Q: Do vaccinations cause MS?

A: Best evidence at present from numerous case control studies does not support a link between any vaccination and causation of MS. A nested case-control study (Langer-Gould 2014) did not show an association between HepB vaccination, HPV vaccination, or any vaccination and the risk of MS and other central nervous system demyelinating disease in the next three years. A systematic review of immunization and the risk of developing MS (Farez, Correale 2011) found no increased risk of MS after vaccination with following agents: BCG, Hepatitis B, Influenza, Measles-Mumps-Rubella. The risk of MS appeared reduced after tetanus or diphtheria vaccination.

A single retrospective case control study in 47 MS patients receiving VZV vaccination showed improvement in 29.8%, deterioration in 8.5%, and no change in 61.7%. Four patients developed a mild vaccine-associated chickenpox. The significance of this study is unclear at the present time.

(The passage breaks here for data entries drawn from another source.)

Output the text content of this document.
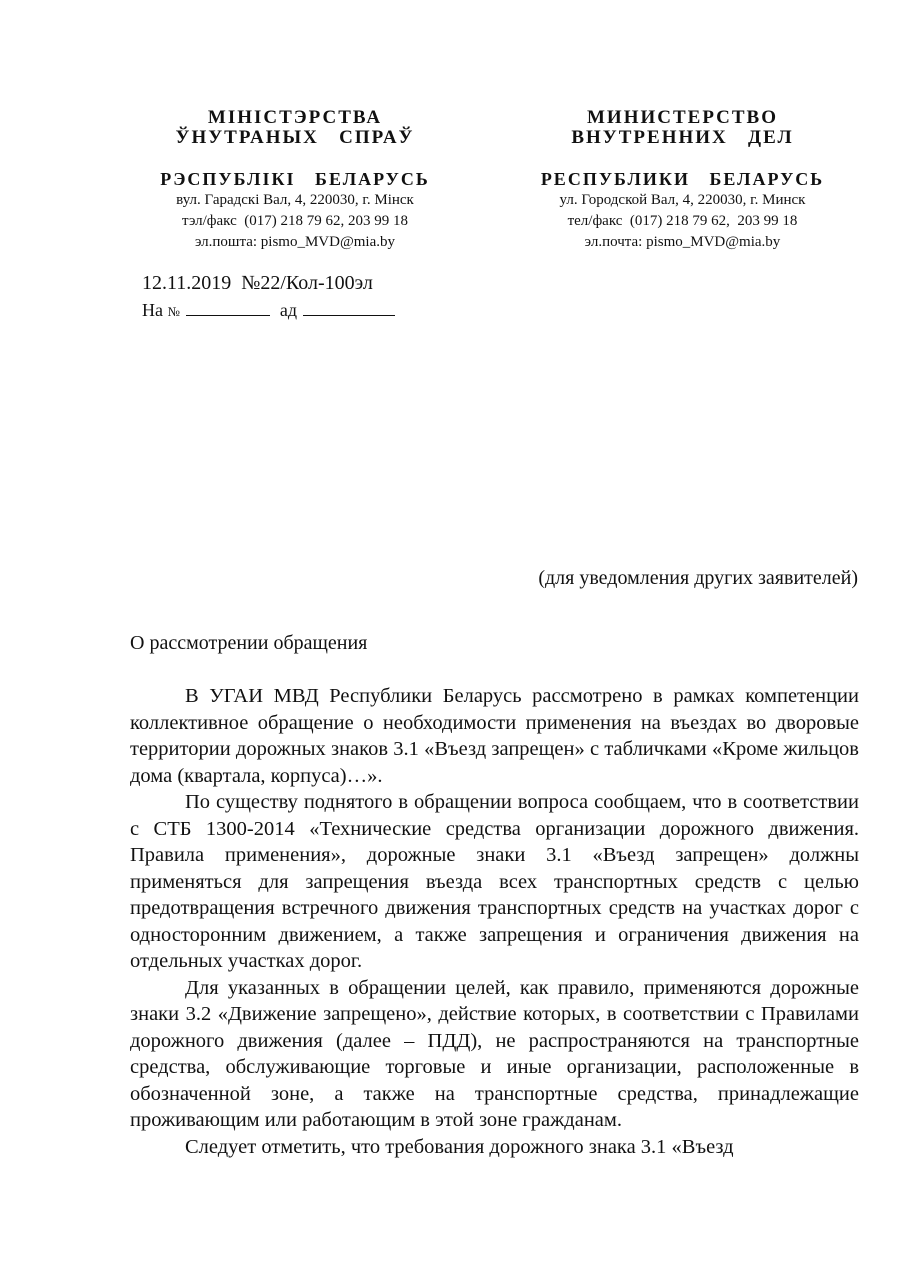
МІНІСТЭРСТВА
ЎНУТРАНЫХ   СПРАЎ
РЭСПУБЛІКІ   БЕЛАРУСЬ
вул. Гарадскі Вал, 4, 220030, г. Мінск
тэл/факс  (017) 218 79 62, 203 99 18
эл.пошта: pismo_MVD@mia.by
МИНИСТЕРСТВО
ВНУТРЕННИХ   ДЕЛ
РЕСПУБЛИКИ   БЕЛАРУСЬ
ул. Городской Вал, 4, 220030, г. Минск
тел/факс  (017) 218 79 62,  203 99 18
эл.почта: pismo_MVD@mia.by
12.11.2019 №22/Кол-100эл
На №	ад
(для уведомления других заявителей)
О рассмотрении обращения

В УГАИ МВД Республики Беларусь рассмотрено в рамках компетенции коллективное обращение о необходимости применения на въездах во дворовые территории дорожных знаков 3.1 «Въезд запрещен» с табличками «Кроме жильцов дома (квартала, корпуса)…».

По существу поднятого в обращении вопроса сообщаем, что в соответствии с СТБ 1300-2014 «Технические средства организации дорожного движения. Правила применения», дорожные знаки 3.1 «Въезд запрещен» должны применяться для запрещения въезда всех транспортных средств с целью предотвращения встречного движения транспортных средств на участках дорог с односторонним движением, а также запрещения и ограничения движения на отдельных участках дорог.

Для указанных в обращении целей, как правило, применяются дорожные знаки 3.2 «Движение запрещено», действие которых, в соответствии с Правилами дорожного движения (далее – ПДД), не распространяются на транспортные средства, обслуживающие торговые и иные организации, расположенные в обозначенной зоне, а также на транспортные средства, принадлежащие проживающим или работающим в этой зоне гражданам.

Следует отметить, что требования дорожного знака 3.1 «Въезд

Q: Is there any evidence that vaccinations either cause or precipitate relapses of MS?

A: There does not appear to be any evidence that vaccinations cause or precipitate relapses in people known to have MS. A practice advisory from the American Academy of Neurology (Rutschmann et al 2002) found strong evidence against an increased risk of MS exacerbation after influenza immunization. There is limited data related to other specific vaccinations increasing relapse rate. A randomized blinded trial of influenza vaccination in patients with relapsing MS showed no difference in attack rate between treated and placebo treated patients (Miller et al 1997).

At the Mellen Center we recommend that patients get the influenza vaccination shot (not the FluMist live inactivated vaccine) annually. Our opinion is that the risk of influenza in the MS population outweighs any risk of the influenza vaccine. Note that each year’s vaccine varies, and so this may change depending on information emerging with future vaccination cycles.

Q: What are the recommendations for vaccinations in adults now?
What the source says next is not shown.